Von Wolfgang Biermann

Stendal l Fortsetzung im Prozess vor dem Landgericht Stendal um die Vergewaltigung einer Frau in einem Ortsteil von Gardelegen. Dessen angeklagt ist ein 41-Jähriger aus demselben Ort. Wie er zum Prozessauftakt eingestand, ist er am frühen Morgen des 27. Juli 2012 über ein geöffnetes Fenster in die Wohnung seines Opfers eingestiegen. Zuvor habe er etliche Stunden vor ihrem Haus in ihrem Auto gesessen und sie erfolglos mit dem Handy versucht anzurufen. Im Auto sitzend hatte er wohl auch Bier getrunken.

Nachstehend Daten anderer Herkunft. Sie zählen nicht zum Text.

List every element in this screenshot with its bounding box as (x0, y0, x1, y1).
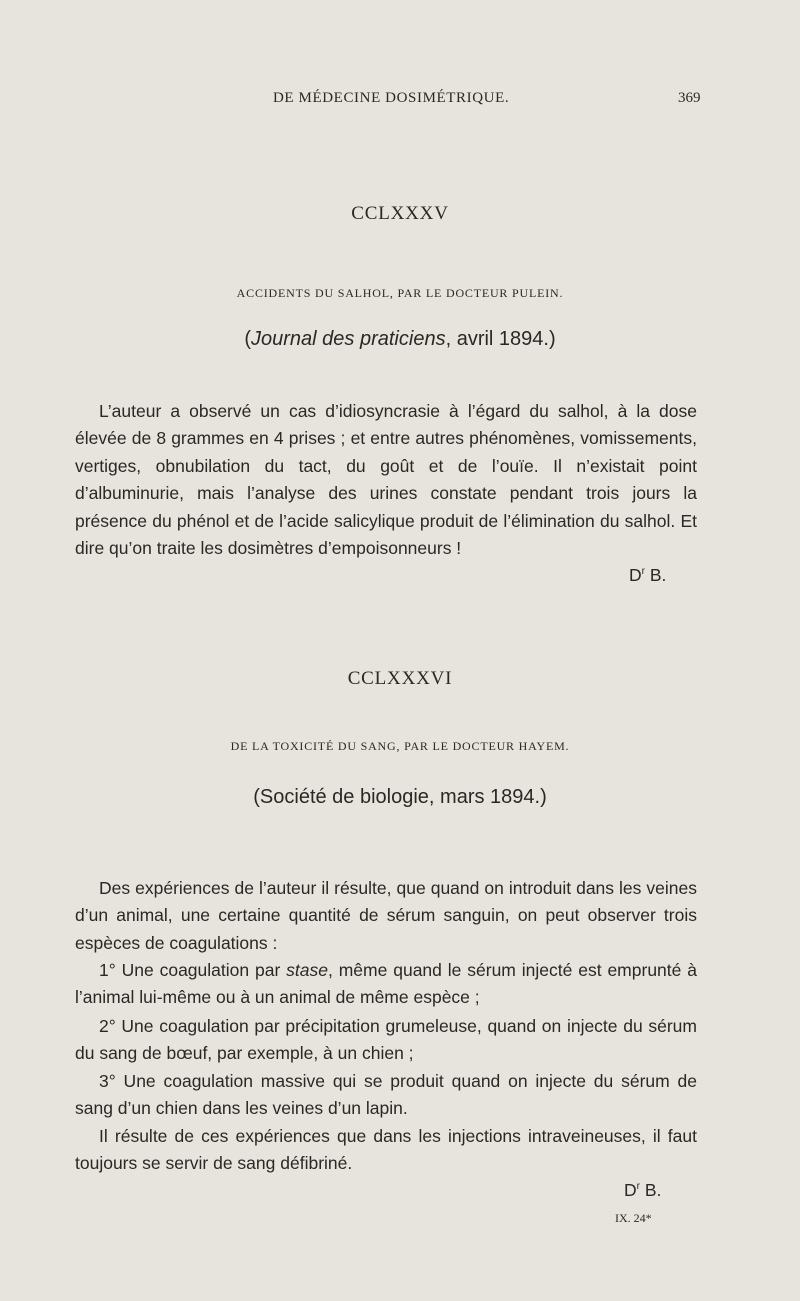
article-heading: DE LA TOXICITÉ DU SANG, PAR LE DOCTEUR HAYEM. (230, 739, 570, 753)
emphasis: stase (286, 960, 328, 980)
page-number: 369 (678, 90, 701, 106)
article-number: CCLXXXVI (347, 668, 453, 689)
article-paragraph: Des expériences de l’auteur il résulte, que quand on introduit dans les veines d’un animal, une certaine quantité de sérum sanguin, on peut observer trois espèces de coagulations : (75, 878, 697, 953)
article-paragraph: Il résulte de ces expériences que dans les injections intraveineuses, il faut toujours se servir de sang défibriné. (75, 1126, 697, 1174)
journal-title: Journal des praticiens (251, 328, 446, 350)
list-item: 3° Une coagulation massive qui se produit quand on injecte du sérum de sang d’un chien dans les veines d’un lapin. (75, 1071, 697, 1119)
list-item: 2° Une coagulation par précipitation grumeleuse, quand on injecte du sérum du sang de bœuf, par exemple, à un chien ; (75, 1016, 697, 1064)
running-title: DE MÉDECINE DOSIMÉTRIQUE. (273, 90, 510, 106)
signature: $D^r$ B. (624, 1180, 662, 1200)
article-source: (Journal des praticiens, avril 1894.) (244, 328, 556, 350)
article-source: (Société de biologie, mars 1894.) (253, 786, 547, 808)
article-heading: ACCIDENTS DU SALHOL, PAR LE DOCTEUR PULEIN. (236, 286, 564, 300)
article-paragraph: L’auteur a observé un cas d’idiosyncrasie à l’égard du salhol, à la dose élevée de 8 grammes en 4 prises ; et entre autres phénomènes, vomissements, vertiges, obnubilation du tact, du goût et de l’ouïe. Il n’existait point d’albuminurie, mais l’analyse des urines constate pendant trois jours la présence du phénol et de l’acide salicylique produit de l’élimination du salhol. Et dire qu’on traite les dosimètres d’empoisonneurs ! (75, 401, 697, 559)
signature: $D^r$ B. (629, 565, 667, 585)
list-item: 1° Une coagulation par stase, même quand le sérum injecté est emprunté à l’animal lui-même ou à un animal de même espèce ; (75, 960, 697, 1008)
article-number: CCLXXXV (351, 203, 449, 224)
signature-mark: IX. 24* (615, 1211, 652, 1225)
running-head (0, 90, 800, 112)
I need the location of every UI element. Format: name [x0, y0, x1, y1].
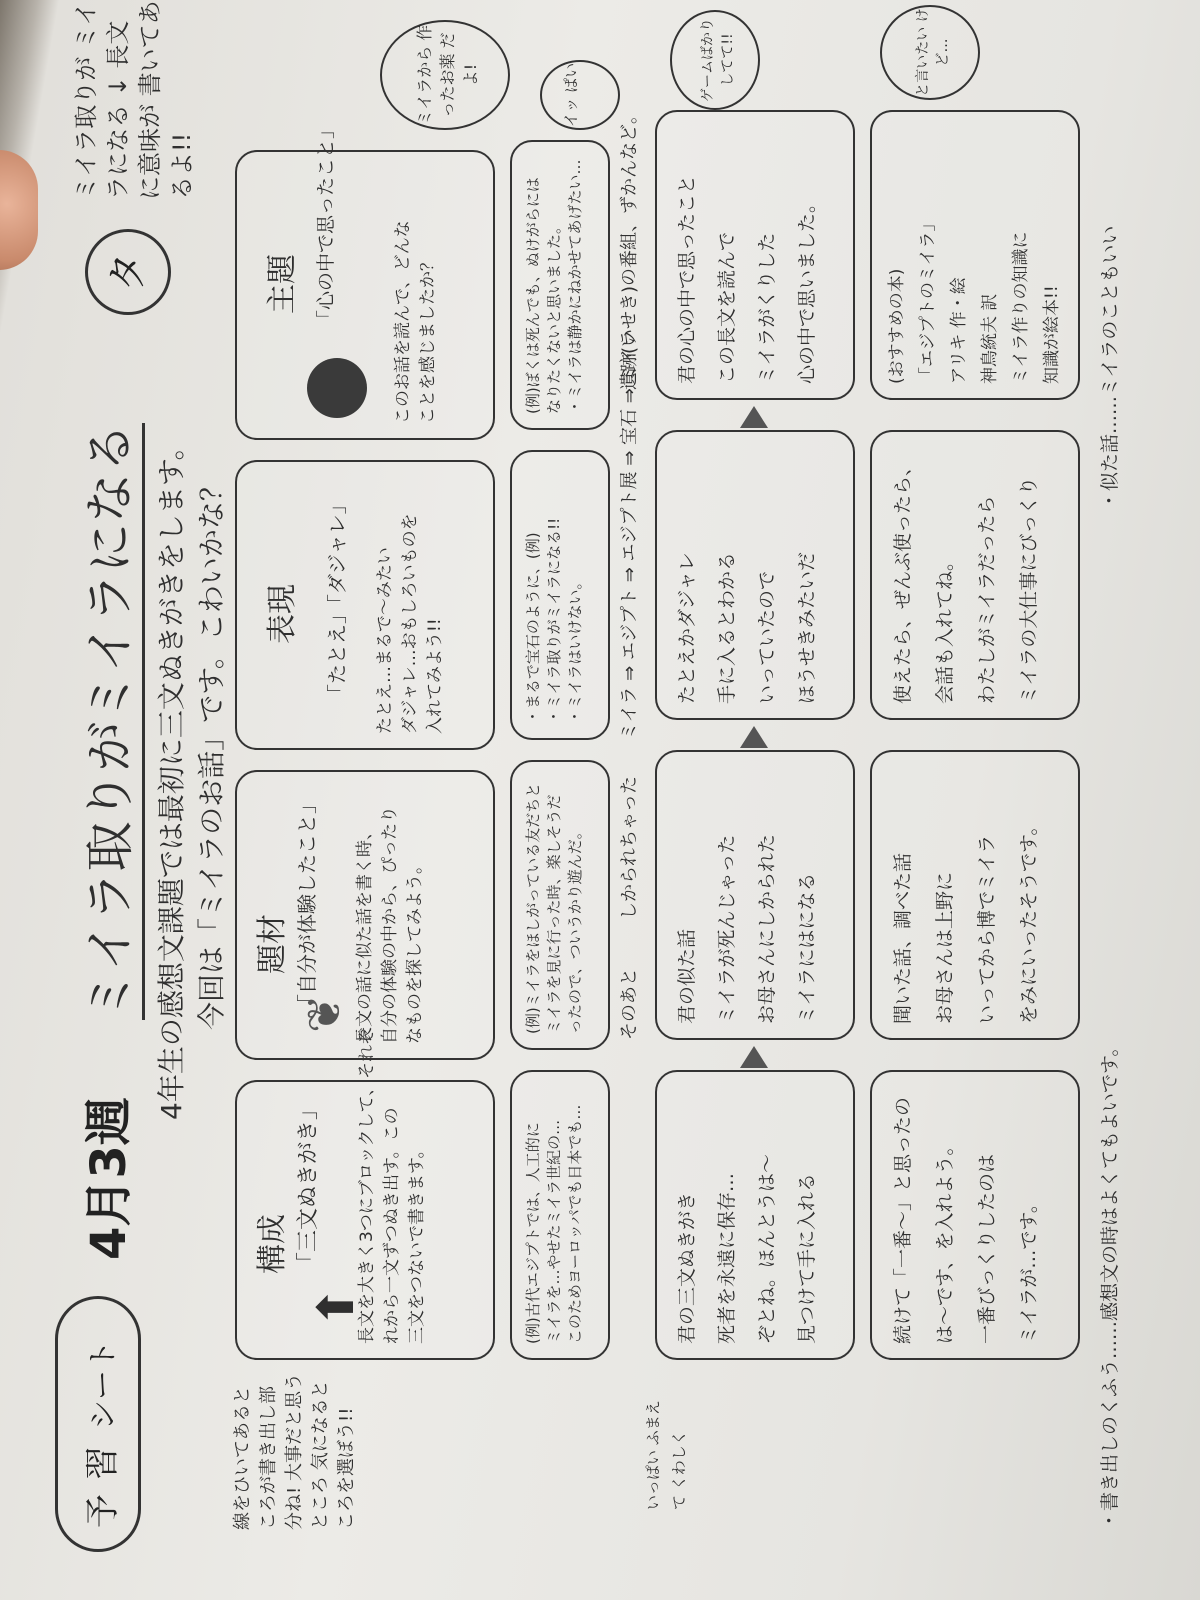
speech-bubble-small [540, 60, 620, 130]
left-note: 気になるところを選ぼう!! [310, 1380, 357, 1530]
answer-box-r1c2 [655, 750, 855, 1040]
answer-line: ミイラがくりした [756, 232, 778, 384]
flow-docs: 遺跡(いせき)の番組、ずかんなど。 [619, 105, 640, 390]
corner-note-line: ミイラになる [72, 1, 132, 200]
example-box-1 [510, 1070, 610, 1360]
answer-line: 使えたら、ぜんぶ使ったら、 [892, 456, 914, 704]
answer-line: お母さんは上野に [934, 871, 956, 1024]
example-line: (例)ミイラをほしがっている友だちと [524, 782, 542, 1034]
bubble-line: イッ [562, 97, 580, 128]
answer-line: ぞとね。ほんとうは〜 [756, 1153, 778, 1344]
answer-line: 続けて「一番〜」と思ったの [892, 1096, 914, 1344]
answer-line: は〜です、を入れよう。 [934, 1136, 956, 1344]
answer-line: 心の中で思いました。 [796, 193, 818, 384]
example-line: ・ミイラ取りがミイラになる!! [545, 517, 563, 724]
answer-line: 聞いた話、調べた話 [892, 852, 914, 1024]
answer-line: ミイラにはになる [796, 872, 818, 1024]
section-line: なものを探してみよう。 [405, 857, 425, 1044]
example-line: なりたくないと思いました。 [545, 218, 563, 414]
example-box-3 [510, 450, 610, 740]
bubble-line: ぱい [562, 62, 580, 93]
section-heading: 表現 [265, 584, 300, 644]
example-box-4 [510, 140, 610, 430]
left-notes [230, 1370, 360, 1530]
answer-line: 手に入るとわかる [716, 551, 738, 704]
answer-line: 「エジプトのミイラ」 [918, 214, 938, 384]
flow-got: しかられちゃった [619, 776, 640, 920]
answer-line: 知識が絵本!! [1042, 285, 1062, 384]
answer-box-r2c2 [870, 750, 1080, 1040]
answer-box-r2c3 [870, 430, 1080, 720]
badge-char-3: シート [86, 1340, 121, 1430]
bubble-line: けど… [915, 8, 951, 67]
answer-box-r1c1 [655, 1070, 855, 1360]
section-heading: 構成 [255, 1214, 290, 1274]
answer-line: この長文を読んで [716, 231, 738, 384]
answer-box-r2c4 [870, 110, 1080, 400]
date-heading: 4月3週 [81, 1097, 137, 1260]
example-box-2 [510, 760, 610, 1050]
section-line: 長文の話に似た話を書く時、 [355, 823, 375, 1044]
answer-line: 一番びっくりしたのは [976, 1153, 998, 1344]
answer-box-r1c3 [655, 430, 855, 720]
title-heading: ミイラ取りがミイラになる [70, 423, 145, 1020]
intro-line-1: 4年生の感想文課題では最初に三文ぬきがきをします。 [155, 432, 188, 1120]
section-line: 入れてみよう!! [425, 618, 445, 734]
mark-circle [85, 229, 171, 315]
answer-line: 神鳥統夫 訳 [980, 293, 1000, 384]
answer-line: ミイラの大仕事にびっくり [1018, 476, 1040, 704]
bubble-line: いっぱい [644, 1449, 662, 1510]
section-subtitle: 「自分が体験したこと」 [295, 794, 319, 1014]
example-line: (例)ぼくは死んでも、ぬけがらには [524, 177, 542, 414]
footer-right: ・似た話……ミイラのこともいい [1099, 225, 1121, 510]
bubble-line: くわしく [670, 1430, 688, 1491]
answer-line: 君の三文ぬきがき [676, 1191, 698, 1344]
answer-line: 君の似た話 [676, 928, 698, 1024]
answer-line: をみにいったそうです。 [1018, 816, 1040, 1024]
flow-arrow [740, 726, 768, 748]
corner-note-line: ↓ [104, 76, 132, 97]
flow-arrow [740, 406, 768, 428]
example-line: ・ミイラはいけない。 [566, 574, 584, 724]
answer-box-r2c1 [870, 1070, 1080, 1360]
section-subtitle: 「三文ぬきがき」 [296, 1097, 321, 1274]
section-line: 三文をつないで書きます。 [407, 1141, 427, 1344]
speech-bubble-game [670, 10, 760, 110]
section-daizai [235, 770, 495, 1060]
bubble-line: だよ! [438, 32, 480, 87]
section-line: このお話を読んで、どんな [393, 220, 413, 424]
bubble-line: と言いたい [915, 26, 931, 97]
speech-bubble-left [640, 1390, 770, 1510]
example-line: ったので、ついうかり遊んだ。 [566, 824, 584, 1034]
answer-line: いってから博でミイラ [976, 834, 998, 1024]
leaf-icon: ❦ [297, 994, 351, 1033]
section-line: ダジャレ…おもしろいものを [400, 513, 420, 734]
section-line: ことを感じましたか？ [418, 254, 438, 424]
section-shudai [235, 119, 495, 440]
section-kousei [235, 1027, 495, 1360]
flow-arrow [740, 1046, 768, 1068]
answer-line: わたしがミイラだったら [976, 495, 998, 704]
answer-box-r1c4 [655, 110, 855, 400]
answer-line: ミイラが死んじゃった [716, 834, 738, 1024]
answer-line: 見つけて手に入れる [796, 1172, 818, 1344]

Eine Beziehungstat, Opfer und Täter kannten sich fast zwölf Jahre. Sie hatte sich Anfang Juli von ihm getrennt, nachdem er ihr gegenüber aggressiv geworden war, wie sie gestern als Zeugin wiederholt aussagte. Die 50-Jährige musste ein zweites Mal aussagen, weil die 1. Große Strafkammer unter Vorsitz von Richterin Simone Henze-von Staden, erst am 3. Januar die Begutachtung des Angeklagten durch einen Psychiater für zwingend notwendig erachtet hatte.

In seinen polizeilichen Vernehmungen hatte der Angeklagte die Tat bestritten und von einvernehmlichem Sex gesprochen. Staatsanwaltschaft und Gericht hielten deshalb eine Begutachtung nicht vonnöten. "Dafür gab es keinen Anhalt", so Staatsanwältin Rosemarie Fährmann zur Volksstimme. Erst sein Geständnis und die Angabe, dass er freiwillig wegen Depressionen und Angstzuständen in der Psychiatrie in Uchtspringe stationär behandelt worden sei, hätten die Begutachtung nötig werden lassen. In der Folge musste die Zeugin nun gestern noch einmal in Anwesenheit von Dr. Egbert Held, Facharzt für Psychiatrie und Psychotherapie, aussagen.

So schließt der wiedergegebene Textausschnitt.